RNA-binding protein HuR suppresses senescence through Atg7 mediated autophagy activation in diabetic intervertebral disc degeneration

Objectives: Diabetes is a risk factor for intervertebral disc degeneration (IVDD). Studies have demonstrated that diabetes may affect IVDD through transcriptional regulation; however, whether post-transcriptional regulation is involved in diabetic IVDD (DB-IVDD) is still unknown. This study was performed to illustrate the role of HuR, an RNA-binding protein, in DB-IVDD development and its mechanism.

Materials and methods: The expression of HuR was evaluated in nucleus pulposus (NP) tissues from diabetic IVDD patients and in high glucose-treated NP cells. Senescence and Autophagy were assessed in HuR over-expressing and downregulation NP cells. The mRNAs that were regulated by HuR were screened, and immunoprecipitation was applied to confirm the regulation of HuR on targeted mRNAs.

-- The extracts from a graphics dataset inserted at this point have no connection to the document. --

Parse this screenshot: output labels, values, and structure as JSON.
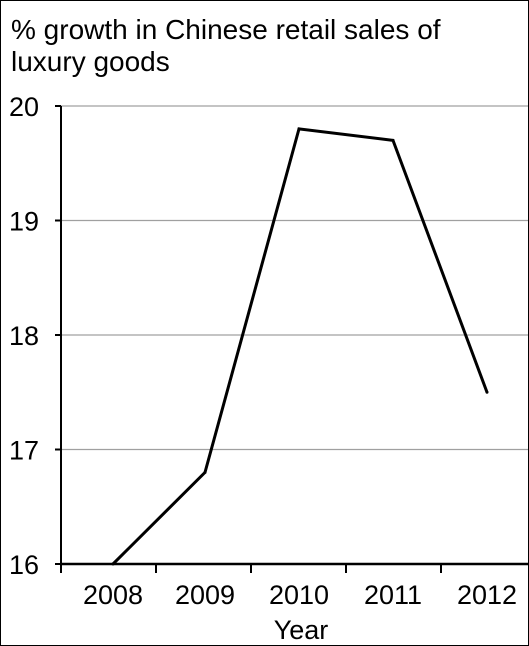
{
  "chart_data": {
    "type": "line",
    "title_lines": [
      "% growth in Chinese retail sales of",
      "luxury goods"
    ],
    "xlabel": "Year",
    "ylabel": "",
    "categories": [
      "2008",
      "2009",
      "2010",
      "2011",
      "2012"
    ],
    "series": [
      {
        "values": [
          16.0,
          16.8,
          19.8,
          19.7,
          17.5
        ]
      }
    ],
    "ylim": [
      16,
      20
    ],
    "yticks": [
      16,
      17,
      18,
      19,
      20
    ],
    "grid": true,
    "colors": {
      "line": "#000000",
      "grid": "#a0a0a0",
      "axis": "#000000"
    }
  }
}
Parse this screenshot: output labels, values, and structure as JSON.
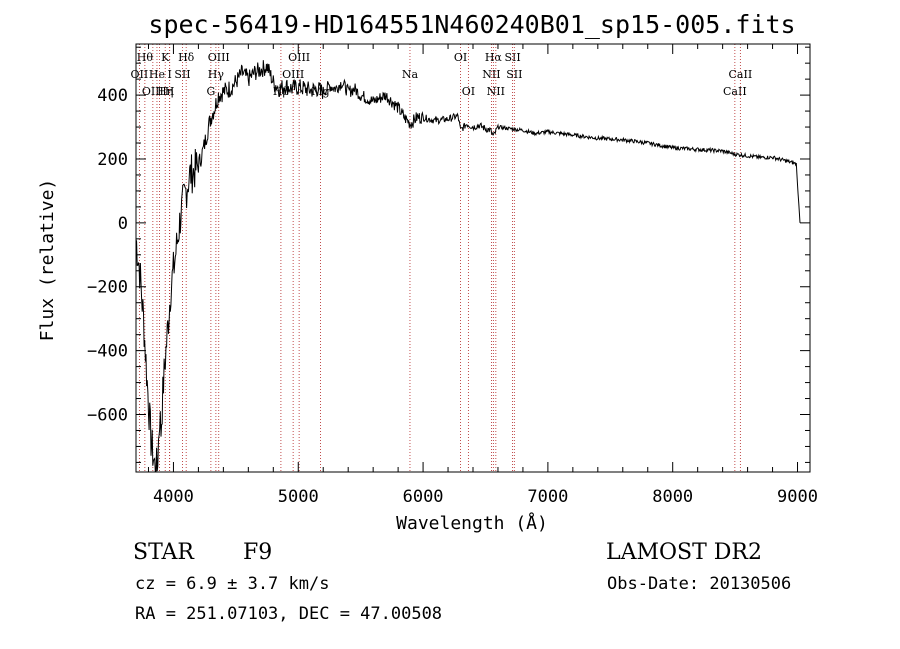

Results: The results showed that the expression of HuR was decreased in diabetic NP tissues and high glucose-treated NP cells. Downregulation of HuR may lead to increased senescence in high glucose-treated NP cells, while Autophagy activation attenuates senescence in HuR deficient NP cells. Mechanistic study showed that HuR prompted Atg7 mRNA stability via binding to the AU-rich elements. Furthermore, overexpression of Atg7, but not HuR, may ameliorate DB-IVDD in rats in vivo.

Conclusions: In conclusion, HuR may suppress senescence through Autophagy activation via stabilizing Atg7 in diabetic NP cells; while Atg7, but not HuR, may serve as a potential therapeutic target for DB-IVDD.